The day before leaving the Istanbul Convention, Erdogan sacked the governor of the Central Bank, Naci Agbal, who had only been in the job since November 2020. Agbal’s transgression was to hike interest rates in a reflection of sane monetary policy. Until Agbal took over, Turkey had lurched from one lira crisis to another over the last three years. In his place, Erdogan installed Sahap Kavcioglu, a former AKP legislator, manager at the state-controlled Halkbank, and, most recently, a writer for the very pro-Erdogan daily Yeni Safak, where he wrote columns arguing—like the Turkish president—that raising interest rates causes inflation. It seems clear that Erdogan looked at the calendar and decided that his politics dictated an unorthodox approach, even with its attendant inflationary effects and long-term damage, as opposed to a policy that would have inflicted pain on an overextended middle class and business community associated with higher interest rates.

Then there is the plight of the HDP. Next to the Gulenists, the party is Erdogan’s biggest bugaboo. That is because, even though it is routinely described in the press as “Kurdish-based,” the party has a broader appeal.
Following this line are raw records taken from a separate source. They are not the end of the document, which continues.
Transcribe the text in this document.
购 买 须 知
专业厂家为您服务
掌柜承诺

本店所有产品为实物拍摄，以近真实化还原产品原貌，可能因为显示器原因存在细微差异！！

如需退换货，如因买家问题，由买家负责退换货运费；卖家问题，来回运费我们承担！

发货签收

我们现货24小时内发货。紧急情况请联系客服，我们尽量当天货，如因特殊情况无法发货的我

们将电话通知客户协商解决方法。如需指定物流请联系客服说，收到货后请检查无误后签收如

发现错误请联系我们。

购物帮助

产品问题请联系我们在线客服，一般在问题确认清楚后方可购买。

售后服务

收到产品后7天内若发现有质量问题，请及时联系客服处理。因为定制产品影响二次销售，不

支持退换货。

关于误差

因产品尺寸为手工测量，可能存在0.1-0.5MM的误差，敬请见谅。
In the June 2015 general elections, the HDP garnered 13 percent of the popular vote, which was enough to get into parliament (the threshold is 10 percent) and deny the AKP a parliamentary majority. That is why Erdogan sabotaged coalition government talks that summer, forcing a rerun election in which he was able to reverse the AKP’s losses. Since then, Erdogan has sought to decapitate the HDP, accusing its leadership of colluding with the terrorists of the Kurdistan Workers’ Party (PKK). Selahattin Demirtas, an HDP co-founder and presidential candidate, has been in jail since 2016 on terrorism charges and was recently found guilty and sentenced to more prison time for insulting Erdogan. Another high-profile party leader and member of parliament, Omer Faruk Gergerlioglu, was recently stripped of his immunity in March and arrested for sharing and commenting on a tweet in 2016 that called on the Turkish government to restart peace talks with the PKK.
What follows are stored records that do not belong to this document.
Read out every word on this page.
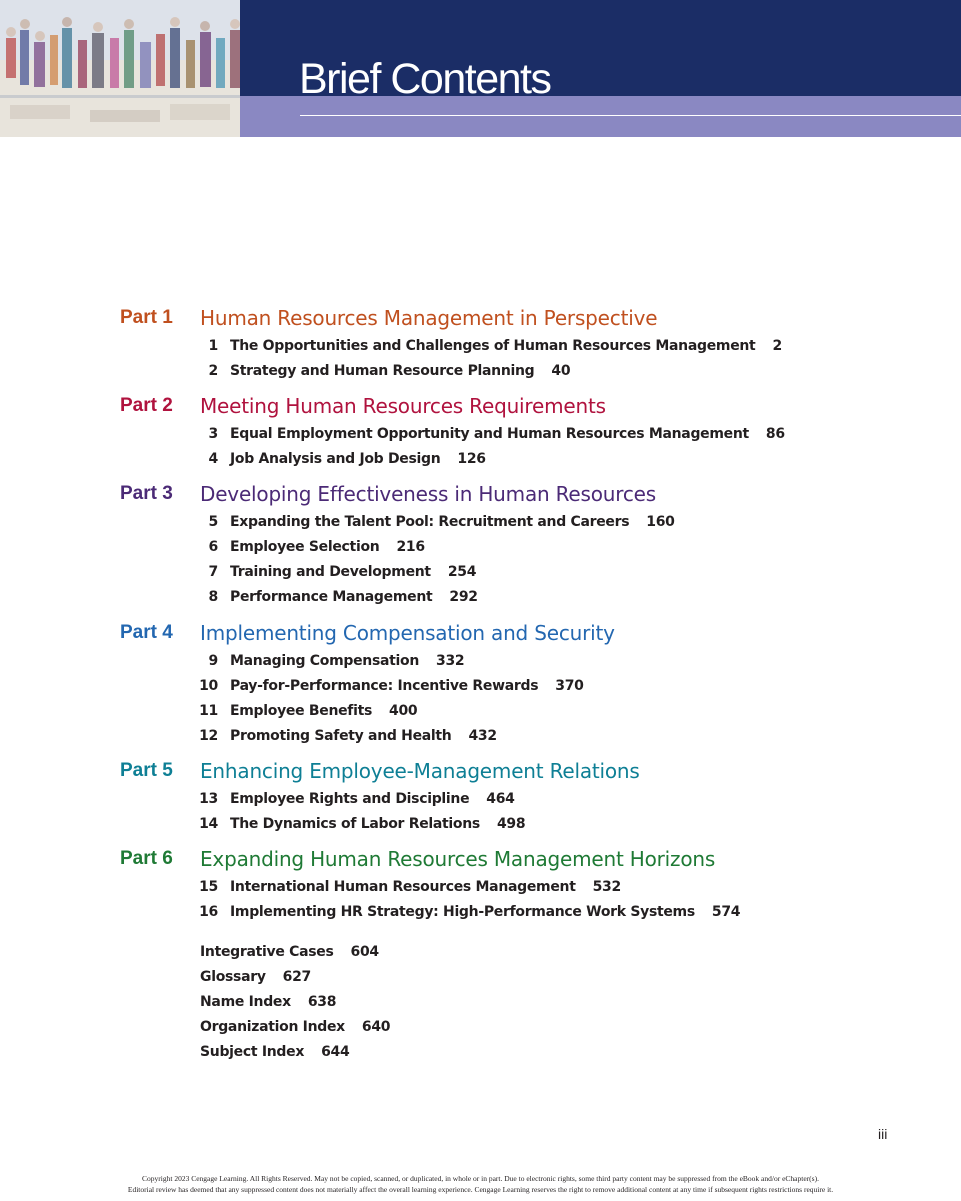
Brief Contents
Part 1 Human Resources Management in Perspective
1 The Opportunities and Challenges of Human Resources Management 2
2 Strategy and Human Resource Planning 40
Part 2 Meeting Human Resources Requirements
3 Equal Employment Opportunity and Human Resources Management 86
4 Job Analysis and Job Design 126
Part 3 Developing Effectiveness in Human Resources
5 Expanding the Talent Pool: Recruitment and Careers 160
6 Employee Selection 216
7 Training and Development 254
8 Performance Management 292
Part 4 Implementing Compensation and Security
9 Managing Compensation 332
10 Pay-for-Performance: Incentive Rewards 370
11 Employee Benefits 400
12 Promoting Safety and Health 432
Part 5 Enhancing Employee-Management Relations
13 Employee Rights and Discipline 464
14 The Dynamics of Labor Relations 498
Part 6 Expanding Human Resources Management Horizons
15 International Human Resources Management 532
16 Implementing HR Strategy: High-Performance Work Systems 574
Integrative Cases 604
Glossary 627
Name Index 638
Organization Index 640
Subject Index 644
iii
Copyright 2023 Cengage Learning. All Rights Reserved. May not be copied, scanned, or duplicated, in whole or in part. Due to electronic rights, some third party content may be suppressed from the eBook and/or eChapter(s).
Editorial review has deemed that any suppressed content does not materially affect the overall learning experience. Cengage Learning reserves the right to remove additional content at any time if subsequent rights restrictions require it.
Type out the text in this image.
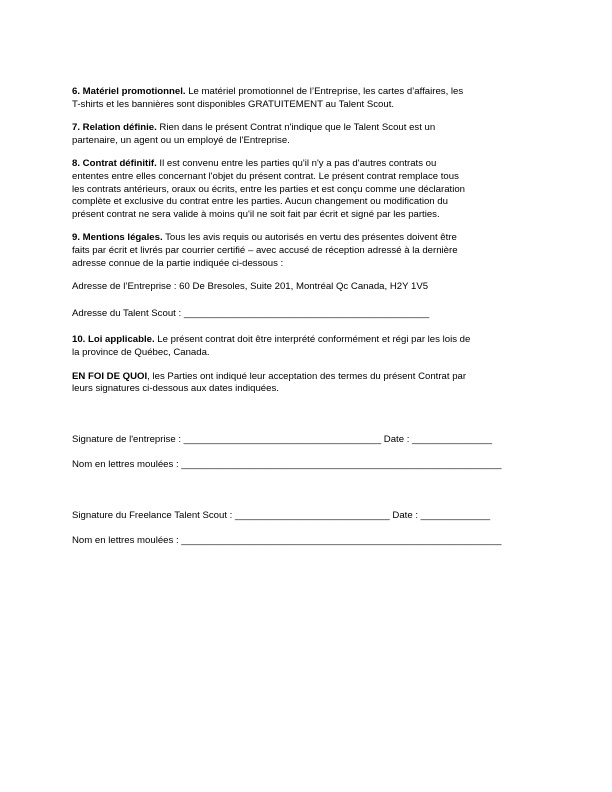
6. Matériel promotionnel. Le matériel promotionnel de l’Entreprise, les cartes d’affaires, les
T-shirts et les bannières sont disponibles GRATUITEMENT au Talent Scout.
7. Relation définie. Rien dans le présent Contrat n'indique que le Talent Scout est un
partenaire, un agent ou un employé de l'Entreprise.
8. Contrat définitif. Il est convenu entre les parties qu'il n'y a pas d'autres contrats ou
ententes entre elles concernant l'objet du présent contrat. Le présent contrat remplace tous
les contrats antérieurs, oraux ou écrits, entre les parties et est conçu comme une déclaration
complète et exclusive du contrat entre les parties. Aucun changement ou modification du
présent contrat ne sera valide à moins qu'il ne soit fait par écrit et signé par les parties.
9. Mentions légales. Tous les avis requis ou autorisés en vertu des présentes doivent être
faits par écrit et livrés par courrier certifié – avec accusé de réception adressé à la dernière
adresse connue de la partie indiquée ci-dessous :
Adresse de l’Entreprise : 60 De Bresoles, Suite 201, Montréal Qc Canada, H2Y 1V5
Adresse du Talent Scout : ______________________________________________
10. Loi applicable. Le présent contrat doit être interprété conformément et régi par les lois de
la province de Québec, Canada.
EN FOI DE QUOI, les Parties ont indiqué leur acceptation des termes du présent Contrat par
leurs signatures ci-dessous aux dates indiquées.
Signature de l'entreprise : _____________________________________ Date : _______________
Nom en lettres moulées : ____________________________________________________________
Signature du Freelance Talent Scout : _____________________________ Date : _____________
Nom en lettres moulées : ____________________________________________________________
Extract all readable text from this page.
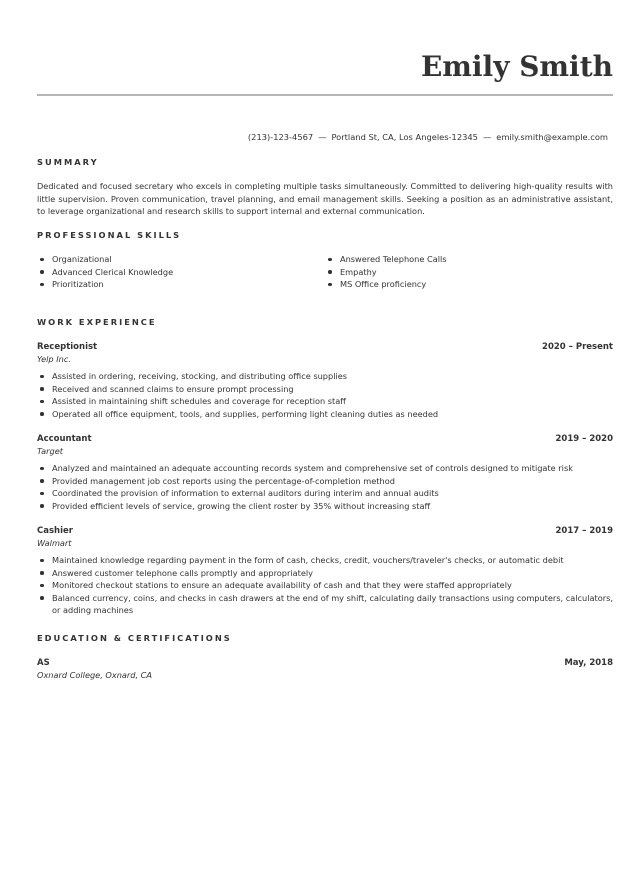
Emily Smith
(213)-123-4567 — Portland St, CA, Los Angeles-12345 — emily.smith@example.com
SUMMARY
Dedicated and focused secretary who excels in completing multiple tasks simultaneously. Committed to delivering high-quality results with little supervision. Proven communication, travel planning, and email management skills. Seeking a position as an administrative assistant, to leverage organizational and research skills to support internal and external communication.
PROFESSIONAL SKILLS
Organizational
Advanced Clerical Knowledge
Prioritization
Answered Telephone Calls
Empathy
MS Office proficiency
WORK EXPERIENCE
Receptionist	2020 – Present
Yelp Inc.
Assisted in ordering, receiving, stocking, and distributing office supplies
Received and scanned claims to ensure prompt processing
Assisted in maintaining shift schedules and coverage for reception staff
Operated all office equipment, tools, and supplies, performing light cleaning duties as needed
Accountant	2019 – 2020
Target
Analyzed and maintained an adequate accounting records system and comprehensive set of controls designed to mitigate risk
Provided management job cost reports using the percentage-of-completion method
Coordinated the provision of information to external auditors during interim and annual audits
Provided efficient levels of service, growing the client roster by 35% without increasing staff
Cashier	2017 – 2019
Walmart
Maintained knowledge regarding payment in the form of cash, checks, credit, vouchers/traveler's checks, or automatic debit
Answered customer telephone calls promptly and appropriately
Monitored checkout stations to ensure an adequate availability of cash and that they were staffed appropriately
Balanced currency, coins, and checks in cash drawers at the end of my shift, calculating daily transactions using computers, calculators, or adding machines
EDUCATION & CERTIFICATIONS
AS	May, 2018
Oxnard College, Oxnard, CA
Clearly, the Turkish leader is worried about the HDP and its ability to draw enough votes to once again deny the AKP a parliamentary majority in 2023. The executive presidency that Erdogan engineered through constitutional amendments in 2017 only works in the way he desires—unchecked—if the president shares party membership with the Grand National Assembly’s majority party. It is hardly a coincidence that in recent weeks Turkish prosecutors filed a case with the Constitutional Court to close the party on the grounds that it supports terrorism. The court sent it back, citing technical problems, but that probably will not end the case. The ironies here are almost too much to take. The AKP is the successor to a series of parties that were closed and whose leaders were banned and jailed. That is why, shortly after the AKP came to power, it implemented reforms to make it harder for the authorities to shutter parties they do not like. That was then.

It is hard to judge what might happen when elections are still about two years away, but it seems clear that Erdogan has been looking for every possible advantage wherever he can get it. The polls suggest it was not working––and then, like a gift from God, some retired admirals wrote a letter that caused a political row given who they are and the issues that concerned them. The political discourse in Turkey will now surely revolve around a politically potent dichotomy: You are either with Erdogan, or you are with coup plotters.

Erdogan has long been successful at turning the tables on his opponents. The Ergenekon plotters were jailed, Abdullah Gul became president despite the military’s efforts to block him, and Gulenists are on the run. Perhaps the admirals’ letter will be another one of these affairs that gives Erdogan a political boost even as his and the AKP’s rule decays and deteriorates further into coercion and corruption, proving, as the old saying goes, it is better to be lucky than good.